I chose these basically because they suit my needs, they're cheap, NXP provides SPICE models that work in KiCAD/ngspice, and these are in SOT23-3 which my butterfingers can handle (even dead-bugging) but are not too large to use in prototype PCBs. (At Mouser, a hundred of each costs only 3.9€ and 5.5€, respectively.)
I use NX138AK as a low-side signal switch/inverting buffer, with source to ground, drain being the output with a pull-up resistor to positive rail. Then, the gate can be ±20V with respect to ground without breaking anything. Gate voltage of +2.6V or higher makes the MOSFET basically fully conduct (less than 4Ω on-resistance for currents below 100mA) so the pull-up resistor will be between positive rail and ground, and the output at ground. Gate voltage of 0V or less makes the MOSFET nonconductive, so the pull-up resistor pulls the output to near the positive rail. If I want the output to be low when the microcontroller pin (connected to the gate via a current-limiting resistor, typically 100Ω to 1kΩ to limit the current draw spike when the MOSFET changes state, the gate behaving similar to a capacitor) is floating (say, an input; or during startup), I add a pull-up resistor to the gate; if I want the output to be high, I add a pull-down resistor.
In comparison, the BC847C,215 NPN BJT only needs a current-limiting transistor on the base. When no current flows, the transistor does not conduct, so no pull-up/down resistor is needed on the base for the default case; and when the base is floating, the output is high. Emitter is connected to ground, and collector to positive rail via a pull-up resistor; collector is also the output. Base voltage of about +0.9V (at 5mA) is sufficient to pass 100mA from collector to emitter, but there is always a small voltage drop between collector and emitter, 0.1V-0.4V for this part depending on the base current and collector-emitter current.
The NPN BJT cannot pull the output as close to ground/the negative rail as the N-channel MOSFET can for low currents (< 20mA) at 3V logic. For higher current, the NPN BJT can pull the output closer to ground/the negative rail than the N-channel MOSFET can. At 10mA, the BC847C,215 BJT collector-emitter voltage drop is about 0.05V. For the NX138AK at 3V gate-source voltage, the drain-source resistance is about 3.5Ω, so the drain-source voltage drop is 10mA×3.5Ω = 0.035V. At 20mA, both drop 0.07V. At 50mA, the voltage drops are 0.1V and 0.175V, respectively.
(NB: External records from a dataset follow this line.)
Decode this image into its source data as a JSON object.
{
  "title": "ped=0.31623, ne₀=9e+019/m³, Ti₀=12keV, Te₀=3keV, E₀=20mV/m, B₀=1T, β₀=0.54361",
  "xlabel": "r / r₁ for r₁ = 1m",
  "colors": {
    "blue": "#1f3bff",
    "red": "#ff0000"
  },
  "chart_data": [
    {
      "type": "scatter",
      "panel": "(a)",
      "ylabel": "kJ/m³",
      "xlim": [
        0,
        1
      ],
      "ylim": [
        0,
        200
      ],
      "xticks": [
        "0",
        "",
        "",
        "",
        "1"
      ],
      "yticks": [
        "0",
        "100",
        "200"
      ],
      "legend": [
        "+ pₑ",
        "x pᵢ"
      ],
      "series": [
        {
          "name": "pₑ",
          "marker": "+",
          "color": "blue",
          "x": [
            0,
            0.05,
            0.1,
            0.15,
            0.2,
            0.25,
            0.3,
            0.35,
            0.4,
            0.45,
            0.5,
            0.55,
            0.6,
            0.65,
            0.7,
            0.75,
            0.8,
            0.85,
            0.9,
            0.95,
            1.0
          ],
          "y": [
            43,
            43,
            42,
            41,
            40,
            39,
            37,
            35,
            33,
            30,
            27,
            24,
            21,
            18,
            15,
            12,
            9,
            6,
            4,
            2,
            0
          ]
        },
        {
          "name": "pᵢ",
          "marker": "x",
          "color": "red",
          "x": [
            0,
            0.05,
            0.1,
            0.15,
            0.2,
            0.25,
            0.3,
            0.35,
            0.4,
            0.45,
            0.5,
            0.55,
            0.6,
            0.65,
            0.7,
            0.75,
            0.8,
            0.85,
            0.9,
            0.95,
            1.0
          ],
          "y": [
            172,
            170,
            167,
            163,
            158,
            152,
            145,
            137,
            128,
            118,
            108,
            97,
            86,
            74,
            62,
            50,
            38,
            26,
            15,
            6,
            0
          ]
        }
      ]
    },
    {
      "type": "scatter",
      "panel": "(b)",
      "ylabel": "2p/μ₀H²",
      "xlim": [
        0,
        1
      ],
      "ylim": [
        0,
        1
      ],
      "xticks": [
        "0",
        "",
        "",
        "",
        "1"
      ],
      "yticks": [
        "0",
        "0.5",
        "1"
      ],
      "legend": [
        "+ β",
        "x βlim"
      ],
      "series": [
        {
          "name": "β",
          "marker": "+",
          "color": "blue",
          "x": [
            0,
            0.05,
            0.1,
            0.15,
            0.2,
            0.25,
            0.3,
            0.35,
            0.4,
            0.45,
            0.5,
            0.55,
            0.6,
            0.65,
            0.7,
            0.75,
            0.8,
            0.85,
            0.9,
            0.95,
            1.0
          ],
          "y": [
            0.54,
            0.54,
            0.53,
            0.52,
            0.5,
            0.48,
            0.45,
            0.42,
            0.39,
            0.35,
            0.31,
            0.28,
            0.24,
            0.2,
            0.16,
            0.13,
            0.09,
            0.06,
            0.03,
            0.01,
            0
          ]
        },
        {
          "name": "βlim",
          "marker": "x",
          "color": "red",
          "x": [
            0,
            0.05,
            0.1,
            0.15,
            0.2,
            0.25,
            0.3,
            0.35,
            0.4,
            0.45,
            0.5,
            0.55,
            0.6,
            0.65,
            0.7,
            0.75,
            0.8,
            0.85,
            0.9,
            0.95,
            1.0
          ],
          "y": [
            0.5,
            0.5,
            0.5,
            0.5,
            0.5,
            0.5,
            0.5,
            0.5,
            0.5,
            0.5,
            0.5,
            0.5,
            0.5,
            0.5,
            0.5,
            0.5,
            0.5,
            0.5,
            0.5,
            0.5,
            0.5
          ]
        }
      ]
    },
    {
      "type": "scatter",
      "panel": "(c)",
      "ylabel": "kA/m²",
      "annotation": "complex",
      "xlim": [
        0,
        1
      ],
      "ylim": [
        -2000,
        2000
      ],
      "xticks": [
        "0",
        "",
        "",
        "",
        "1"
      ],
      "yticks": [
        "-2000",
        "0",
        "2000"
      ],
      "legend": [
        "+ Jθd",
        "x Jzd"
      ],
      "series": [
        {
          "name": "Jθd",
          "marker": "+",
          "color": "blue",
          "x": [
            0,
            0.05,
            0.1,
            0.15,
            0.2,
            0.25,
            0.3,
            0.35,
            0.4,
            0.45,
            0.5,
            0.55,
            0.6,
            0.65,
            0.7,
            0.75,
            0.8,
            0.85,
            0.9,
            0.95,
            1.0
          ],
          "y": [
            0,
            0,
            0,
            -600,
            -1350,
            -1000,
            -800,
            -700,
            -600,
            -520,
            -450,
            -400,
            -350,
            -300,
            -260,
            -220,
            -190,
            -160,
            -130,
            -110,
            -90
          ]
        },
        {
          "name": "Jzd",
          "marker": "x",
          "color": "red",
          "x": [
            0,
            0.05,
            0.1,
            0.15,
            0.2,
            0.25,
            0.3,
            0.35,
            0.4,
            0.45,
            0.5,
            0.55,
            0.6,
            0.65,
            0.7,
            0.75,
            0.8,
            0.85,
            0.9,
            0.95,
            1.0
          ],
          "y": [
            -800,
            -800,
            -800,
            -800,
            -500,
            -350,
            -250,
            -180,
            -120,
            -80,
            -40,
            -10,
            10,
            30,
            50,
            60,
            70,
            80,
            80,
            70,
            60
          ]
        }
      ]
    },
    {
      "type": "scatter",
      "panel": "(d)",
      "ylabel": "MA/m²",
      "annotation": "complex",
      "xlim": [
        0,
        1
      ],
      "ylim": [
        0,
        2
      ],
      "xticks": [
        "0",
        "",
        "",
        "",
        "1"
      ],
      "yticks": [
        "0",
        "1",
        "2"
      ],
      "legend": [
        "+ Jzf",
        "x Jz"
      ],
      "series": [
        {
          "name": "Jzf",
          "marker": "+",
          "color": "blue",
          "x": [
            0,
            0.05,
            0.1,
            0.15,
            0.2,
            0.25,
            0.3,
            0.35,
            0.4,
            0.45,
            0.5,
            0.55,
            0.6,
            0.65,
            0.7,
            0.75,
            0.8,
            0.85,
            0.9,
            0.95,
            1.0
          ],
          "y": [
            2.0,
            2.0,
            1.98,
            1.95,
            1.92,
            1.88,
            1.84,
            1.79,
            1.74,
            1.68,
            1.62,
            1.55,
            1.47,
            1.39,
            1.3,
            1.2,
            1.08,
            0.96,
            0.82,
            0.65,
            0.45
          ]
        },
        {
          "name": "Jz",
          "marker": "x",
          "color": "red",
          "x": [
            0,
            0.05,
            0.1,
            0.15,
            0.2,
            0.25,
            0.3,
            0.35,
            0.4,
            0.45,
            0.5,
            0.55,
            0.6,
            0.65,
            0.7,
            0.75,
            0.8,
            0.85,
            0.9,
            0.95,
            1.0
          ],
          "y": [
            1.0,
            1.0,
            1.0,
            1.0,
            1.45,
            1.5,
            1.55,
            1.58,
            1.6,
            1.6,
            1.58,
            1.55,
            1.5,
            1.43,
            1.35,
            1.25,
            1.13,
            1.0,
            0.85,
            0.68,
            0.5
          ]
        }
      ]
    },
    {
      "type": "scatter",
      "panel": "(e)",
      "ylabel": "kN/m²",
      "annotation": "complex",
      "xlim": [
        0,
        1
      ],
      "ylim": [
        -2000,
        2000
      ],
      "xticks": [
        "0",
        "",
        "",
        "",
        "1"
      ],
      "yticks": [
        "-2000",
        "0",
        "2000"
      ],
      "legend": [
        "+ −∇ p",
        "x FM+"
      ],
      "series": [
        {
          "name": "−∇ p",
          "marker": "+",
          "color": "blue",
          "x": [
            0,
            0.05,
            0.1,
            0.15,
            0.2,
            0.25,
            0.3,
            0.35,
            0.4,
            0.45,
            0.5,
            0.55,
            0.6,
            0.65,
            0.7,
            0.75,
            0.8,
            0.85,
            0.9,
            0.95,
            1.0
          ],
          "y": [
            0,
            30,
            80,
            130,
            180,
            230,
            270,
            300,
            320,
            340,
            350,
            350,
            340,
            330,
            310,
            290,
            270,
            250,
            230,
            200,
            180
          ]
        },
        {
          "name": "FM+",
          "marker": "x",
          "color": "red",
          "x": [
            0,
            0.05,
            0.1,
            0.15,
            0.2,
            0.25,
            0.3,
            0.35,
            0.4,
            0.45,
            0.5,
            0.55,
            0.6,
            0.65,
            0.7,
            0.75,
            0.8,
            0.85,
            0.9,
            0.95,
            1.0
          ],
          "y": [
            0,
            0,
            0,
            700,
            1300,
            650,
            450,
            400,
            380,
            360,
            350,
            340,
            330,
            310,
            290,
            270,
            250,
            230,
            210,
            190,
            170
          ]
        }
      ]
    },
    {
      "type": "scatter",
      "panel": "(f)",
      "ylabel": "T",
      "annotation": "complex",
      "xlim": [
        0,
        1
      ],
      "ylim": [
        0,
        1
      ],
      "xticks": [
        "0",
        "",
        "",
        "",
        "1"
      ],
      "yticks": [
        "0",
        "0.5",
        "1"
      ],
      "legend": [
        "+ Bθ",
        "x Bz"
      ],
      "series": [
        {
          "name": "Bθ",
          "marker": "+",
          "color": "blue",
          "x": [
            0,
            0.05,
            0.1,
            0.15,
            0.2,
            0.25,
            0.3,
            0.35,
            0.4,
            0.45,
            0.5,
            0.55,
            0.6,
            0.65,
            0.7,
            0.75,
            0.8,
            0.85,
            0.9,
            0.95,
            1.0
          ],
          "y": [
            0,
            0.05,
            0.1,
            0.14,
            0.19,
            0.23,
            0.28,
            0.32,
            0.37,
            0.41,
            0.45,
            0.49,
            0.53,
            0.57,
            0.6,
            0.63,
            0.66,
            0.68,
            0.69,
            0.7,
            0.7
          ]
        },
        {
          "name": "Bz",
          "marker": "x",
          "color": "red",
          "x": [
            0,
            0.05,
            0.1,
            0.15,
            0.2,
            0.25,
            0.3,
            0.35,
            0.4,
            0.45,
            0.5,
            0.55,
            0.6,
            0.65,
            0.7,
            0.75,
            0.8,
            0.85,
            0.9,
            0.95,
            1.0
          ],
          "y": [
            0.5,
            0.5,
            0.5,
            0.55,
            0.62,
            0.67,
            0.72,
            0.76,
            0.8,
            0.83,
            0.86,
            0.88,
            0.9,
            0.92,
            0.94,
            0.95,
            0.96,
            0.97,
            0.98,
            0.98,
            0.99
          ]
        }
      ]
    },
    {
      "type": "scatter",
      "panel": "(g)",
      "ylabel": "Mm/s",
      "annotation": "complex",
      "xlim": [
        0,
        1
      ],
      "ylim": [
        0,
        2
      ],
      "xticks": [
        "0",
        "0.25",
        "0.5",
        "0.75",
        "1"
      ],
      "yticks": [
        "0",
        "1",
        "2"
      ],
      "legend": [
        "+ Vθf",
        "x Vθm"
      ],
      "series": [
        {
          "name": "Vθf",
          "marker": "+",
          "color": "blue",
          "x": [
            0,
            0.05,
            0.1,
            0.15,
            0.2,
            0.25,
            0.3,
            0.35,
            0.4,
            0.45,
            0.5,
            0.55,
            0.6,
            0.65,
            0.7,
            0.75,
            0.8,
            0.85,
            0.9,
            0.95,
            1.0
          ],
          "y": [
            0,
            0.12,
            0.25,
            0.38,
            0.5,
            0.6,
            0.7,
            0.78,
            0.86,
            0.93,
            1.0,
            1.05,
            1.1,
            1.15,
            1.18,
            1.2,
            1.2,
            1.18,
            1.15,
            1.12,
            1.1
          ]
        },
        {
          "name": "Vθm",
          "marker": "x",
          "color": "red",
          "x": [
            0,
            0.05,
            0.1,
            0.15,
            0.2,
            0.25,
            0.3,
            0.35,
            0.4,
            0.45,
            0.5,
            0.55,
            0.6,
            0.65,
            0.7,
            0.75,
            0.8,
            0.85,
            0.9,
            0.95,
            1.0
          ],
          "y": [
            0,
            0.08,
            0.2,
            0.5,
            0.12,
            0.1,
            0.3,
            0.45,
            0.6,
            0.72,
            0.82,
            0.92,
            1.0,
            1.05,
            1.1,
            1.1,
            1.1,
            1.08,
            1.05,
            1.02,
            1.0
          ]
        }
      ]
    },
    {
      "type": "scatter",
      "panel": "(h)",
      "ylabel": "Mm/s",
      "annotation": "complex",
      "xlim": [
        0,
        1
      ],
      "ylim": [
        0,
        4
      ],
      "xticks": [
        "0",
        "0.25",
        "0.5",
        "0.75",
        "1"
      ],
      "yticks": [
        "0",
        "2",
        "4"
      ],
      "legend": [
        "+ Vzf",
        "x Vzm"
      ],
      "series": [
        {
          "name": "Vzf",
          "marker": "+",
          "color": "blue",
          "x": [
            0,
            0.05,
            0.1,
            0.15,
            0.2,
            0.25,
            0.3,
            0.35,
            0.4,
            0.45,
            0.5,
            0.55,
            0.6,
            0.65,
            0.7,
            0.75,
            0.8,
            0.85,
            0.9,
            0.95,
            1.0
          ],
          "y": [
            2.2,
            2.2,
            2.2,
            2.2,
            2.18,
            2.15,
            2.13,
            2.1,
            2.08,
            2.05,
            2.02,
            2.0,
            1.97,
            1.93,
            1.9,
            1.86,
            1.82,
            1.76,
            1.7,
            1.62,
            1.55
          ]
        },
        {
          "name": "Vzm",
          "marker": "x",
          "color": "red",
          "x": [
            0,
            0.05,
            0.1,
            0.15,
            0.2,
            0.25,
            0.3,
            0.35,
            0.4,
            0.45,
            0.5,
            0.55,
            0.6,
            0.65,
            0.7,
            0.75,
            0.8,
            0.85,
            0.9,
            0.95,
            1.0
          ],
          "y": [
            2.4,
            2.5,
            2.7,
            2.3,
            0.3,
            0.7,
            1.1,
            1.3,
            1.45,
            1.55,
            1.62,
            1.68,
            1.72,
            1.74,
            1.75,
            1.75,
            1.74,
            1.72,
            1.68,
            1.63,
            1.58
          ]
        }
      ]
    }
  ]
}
I like using the NX138AK for voltage signal inputs (say, 10mA or less), because I know how it behaves for -20V to +20V input voltages, and for small currents the voltage drop is neglible. BC847C,215 is better for load switching (10mA - 50mA), especially for current-controlled loads like driving LEDs. For signal voltage level translation, I use dedicated ICs like TI TXU0n0m, 74LVC1T45/2T45/8T245, or even digital isolators like TI ISO6721 and so on. I do use
BC857C,215 PNP BJT for lowish currents, say < 50mA, and various higher power P-MOSFETs, for high-side switching, for example controlling positive supply to display modules, LEDs, and so on.